As evidence, see Scale and Scalability: Rethinking the Most Overused IT System Selling Point for the Cloud Era in IT Expert Voice.
Perhaps, as Name.com’s Sean Leach advises, there’s a lesson to be learned from Twitter: Rather than planning to scale incrementally — which, if a business finds or regains success, may now be impossible — it should plan to rework its fundamental architecture as needed, in phases, as old architectures that met earlier requirements are no longer applicable.
The coefficients of Leach’s formula may sound a bit obtuse, but in light of Twitter, perhaps the sky’s the limit. “Let’s say, the biggest you’re ever going to get is a trillion customers. But instead of designing for a trillion customers, design to a million customers so that when you get halfway there, you can redesign the system over time to be able to support a billion customers. Then when you get to almost a billion… just build it and get it out there, and then you spend your time up front and don’t worry about scaling. Plan in phases where you scale to X, and then when you get close to X, you start thinking about Y…as opposed to waiting until X happens before you worry about scaling,” he says.

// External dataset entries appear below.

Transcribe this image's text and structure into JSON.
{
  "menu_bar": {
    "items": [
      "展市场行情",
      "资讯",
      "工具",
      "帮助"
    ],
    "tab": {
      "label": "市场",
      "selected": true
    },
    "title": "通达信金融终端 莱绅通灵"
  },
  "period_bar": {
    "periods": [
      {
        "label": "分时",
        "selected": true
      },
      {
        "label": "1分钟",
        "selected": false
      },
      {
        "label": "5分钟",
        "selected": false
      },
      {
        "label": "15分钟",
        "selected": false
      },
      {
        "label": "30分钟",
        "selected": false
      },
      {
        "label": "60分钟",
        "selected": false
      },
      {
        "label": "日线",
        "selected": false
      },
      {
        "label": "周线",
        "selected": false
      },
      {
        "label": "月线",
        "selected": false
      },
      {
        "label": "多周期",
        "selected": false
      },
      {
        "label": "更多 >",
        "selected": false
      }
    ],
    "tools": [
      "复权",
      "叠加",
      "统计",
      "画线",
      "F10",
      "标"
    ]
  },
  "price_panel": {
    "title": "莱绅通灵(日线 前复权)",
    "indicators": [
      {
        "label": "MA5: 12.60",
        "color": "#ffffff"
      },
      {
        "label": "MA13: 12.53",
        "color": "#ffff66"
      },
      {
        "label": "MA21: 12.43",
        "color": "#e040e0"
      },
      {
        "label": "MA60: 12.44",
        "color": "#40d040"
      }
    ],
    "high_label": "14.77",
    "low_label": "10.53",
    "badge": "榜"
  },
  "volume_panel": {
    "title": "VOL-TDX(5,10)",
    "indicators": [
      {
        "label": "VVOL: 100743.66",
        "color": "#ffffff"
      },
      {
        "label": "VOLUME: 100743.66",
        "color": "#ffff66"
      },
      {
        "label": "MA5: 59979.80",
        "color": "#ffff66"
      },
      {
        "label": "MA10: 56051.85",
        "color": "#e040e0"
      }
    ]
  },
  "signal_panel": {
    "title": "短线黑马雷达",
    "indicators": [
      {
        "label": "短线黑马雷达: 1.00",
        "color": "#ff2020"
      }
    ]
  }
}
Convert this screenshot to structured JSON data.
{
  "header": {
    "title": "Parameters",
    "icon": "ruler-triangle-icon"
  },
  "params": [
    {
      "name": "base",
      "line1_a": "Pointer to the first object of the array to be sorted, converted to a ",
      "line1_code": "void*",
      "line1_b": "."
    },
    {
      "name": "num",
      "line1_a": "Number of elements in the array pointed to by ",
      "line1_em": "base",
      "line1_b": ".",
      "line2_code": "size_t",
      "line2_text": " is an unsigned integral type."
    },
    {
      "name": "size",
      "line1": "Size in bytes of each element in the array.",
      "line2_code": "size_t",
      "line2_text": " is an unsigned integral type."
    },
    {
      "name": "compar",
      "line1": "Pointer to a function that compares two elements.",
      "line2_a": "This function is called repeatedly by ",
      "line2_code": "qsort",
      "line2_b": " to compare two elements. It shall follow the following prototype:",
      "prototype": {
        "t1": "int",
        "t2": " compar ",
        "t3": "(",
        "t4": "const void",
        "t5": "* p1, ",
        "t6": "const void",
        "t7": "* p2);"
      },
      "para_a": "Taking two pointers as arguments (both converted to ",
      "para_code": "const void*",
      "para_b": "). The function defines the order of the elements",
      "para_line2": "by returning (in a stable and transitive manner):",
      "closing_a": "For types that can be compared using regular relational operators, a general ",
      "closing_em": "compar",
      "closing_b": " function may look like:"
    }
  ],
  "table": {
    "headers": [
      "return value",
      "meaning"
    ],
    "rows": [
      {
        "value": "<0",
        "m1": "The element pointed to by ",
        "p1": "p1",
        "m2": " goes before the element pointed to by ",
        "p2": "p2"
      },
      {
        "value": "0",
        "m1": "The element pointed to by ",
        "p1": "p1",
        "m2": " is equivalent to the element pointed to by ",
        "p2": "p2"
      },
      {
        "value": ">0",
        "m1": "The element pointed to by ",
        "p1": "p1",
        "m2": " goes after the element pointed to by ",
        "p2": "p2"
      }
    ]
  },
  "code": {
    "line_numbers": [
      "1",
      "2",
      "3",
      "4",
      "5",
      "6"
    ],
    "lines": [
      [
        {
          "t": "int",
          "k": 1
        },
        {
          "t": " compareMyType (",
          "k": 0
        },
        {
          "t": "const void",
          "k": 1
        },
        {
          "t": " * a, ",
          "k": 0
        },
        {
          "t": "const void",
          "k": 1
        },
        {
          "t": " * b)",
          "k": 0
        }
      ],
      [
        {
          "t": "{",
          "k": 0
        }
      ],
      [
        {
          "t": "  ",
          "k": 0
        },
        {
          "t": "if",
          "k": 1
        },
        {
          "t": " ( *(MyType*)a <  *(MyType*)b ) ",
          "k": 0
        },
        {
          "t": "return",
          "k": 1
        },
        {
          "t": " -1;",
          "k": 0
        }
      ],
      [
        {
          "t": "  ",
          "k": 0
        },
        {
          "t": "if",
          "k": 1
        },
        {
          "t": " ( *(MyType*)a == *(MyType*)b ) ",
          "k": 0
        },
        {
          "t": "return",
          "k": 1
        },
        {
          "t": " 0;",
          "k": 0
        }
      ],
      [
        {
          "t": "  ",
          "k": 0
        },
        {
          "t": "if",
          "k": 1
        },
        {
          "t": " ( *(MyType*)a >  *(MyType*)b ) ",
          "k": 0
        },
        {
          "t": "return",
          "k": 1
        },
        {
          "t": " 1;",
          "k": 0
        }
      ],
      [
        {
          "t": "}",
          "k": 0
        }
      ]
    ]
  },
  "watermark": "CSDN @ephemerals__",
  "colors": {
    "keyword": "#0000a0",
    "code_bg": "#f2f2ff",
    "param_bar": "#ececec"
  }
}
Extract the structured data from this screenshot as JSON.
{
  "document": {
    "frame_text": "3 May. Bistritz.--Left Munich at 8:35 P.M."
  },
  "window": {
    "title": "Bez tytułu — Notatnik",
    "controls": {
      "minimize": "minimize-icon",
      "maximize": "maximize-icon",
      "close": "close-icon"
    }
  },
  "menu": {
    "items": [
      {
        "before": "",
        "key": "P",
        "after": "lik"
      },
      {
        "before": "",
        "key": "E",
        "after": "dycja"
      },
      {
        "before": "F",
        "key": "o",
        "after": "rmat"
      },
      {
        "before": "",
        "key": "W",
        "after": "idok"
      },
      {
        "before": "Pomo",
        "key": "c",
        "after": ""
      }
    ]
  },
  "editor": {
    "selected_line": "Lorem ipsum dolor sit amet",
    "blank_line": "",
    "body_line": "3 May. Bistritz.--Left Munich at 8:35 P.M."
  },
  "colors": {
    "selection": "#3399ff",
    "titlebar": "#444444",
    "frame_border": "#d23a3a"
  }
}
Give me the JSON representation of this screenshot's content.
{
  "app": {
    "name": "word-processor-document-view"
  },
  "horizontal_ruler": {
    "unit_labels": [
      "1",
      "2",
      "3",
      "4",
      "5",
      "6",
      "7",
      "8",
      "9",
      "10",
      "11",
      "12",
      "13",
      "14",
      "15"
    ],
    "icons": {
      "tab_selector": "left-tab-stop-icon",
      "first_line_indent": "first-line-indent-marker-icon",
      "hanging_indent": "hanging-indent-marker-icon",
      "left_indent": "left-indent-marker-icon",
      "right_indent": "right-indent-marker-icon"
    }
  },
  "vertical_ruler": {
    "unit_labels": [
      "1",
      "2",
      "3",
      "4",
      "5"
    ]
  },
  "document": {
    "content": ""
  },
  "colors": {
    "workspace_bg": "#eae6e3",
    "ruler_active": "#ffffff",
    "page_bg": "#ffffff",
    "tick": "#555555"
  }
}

The performance requirements that spawned the first generation product will impede the development of the second generation. And the best practices of just a few years ago are no longer adequate to the challenges ahead of us. This trend has only accelerated. Over the years, Twitter has replaced their original Ruby on Rails technology stack completely, and put in place a new stack based on the JVM with Scala as the primary programming metaphor.
When taking an existing system and moving it to the cloud, you must drive a number of architectural shifts as the audience grows bigger that more or less recapitulate the industry migration from the ASP model to the cloud model. For example:
- Separating the database systems and the web application so that the CPU and I/O usage of each one can be optimized separately, which leads to:
- Switching from a database instance per customer to a single database instance with sharding to reduce the cost of deployments and upgrades.
- Switching from a single database host to a database cluster to permit balancing between read and write operations; web applications are usually very read-intensive.
- Introducing multiple web application servers to permit more users to be served simultaneously, which leads to:
- Adding a caching layer in between the application and the database to reduce the amount of I/O required by each web application host, which leads to:
- Cache coordination between application hosts to further reduce the I/O to the database layer, and reduce the chance of conflicting changes to shared objects, which leads to:
- Introduction of a formal Object-Relational Layer (ORL) on top of the caching layer, to permit the web application to treat everything as a first-class object and to abstract away the work of persistance in the database.
- Separating the web application into a set of REST interfaces and a UI tier on top, permitting the same basic structure to serve web users, mobile users, business partners, your vendors.
- This leads to a realization that a relational database covered by a caching system and an ORL is actually a very expensive way to have an object-oriented or document-oriented database. If the size of the data has not already demanded the switch before this point, this is where teams realize the wisdom of CouchDB, Cassandra, HBASE, or MongoDB.
And so on. No one is making faster processors. They’re just making more of them. If your data structures and algorithms do not permit the work to be broken up and processed by an army of threads working on a grid of unremarkable machines, then you don’t have scalability. You just have size.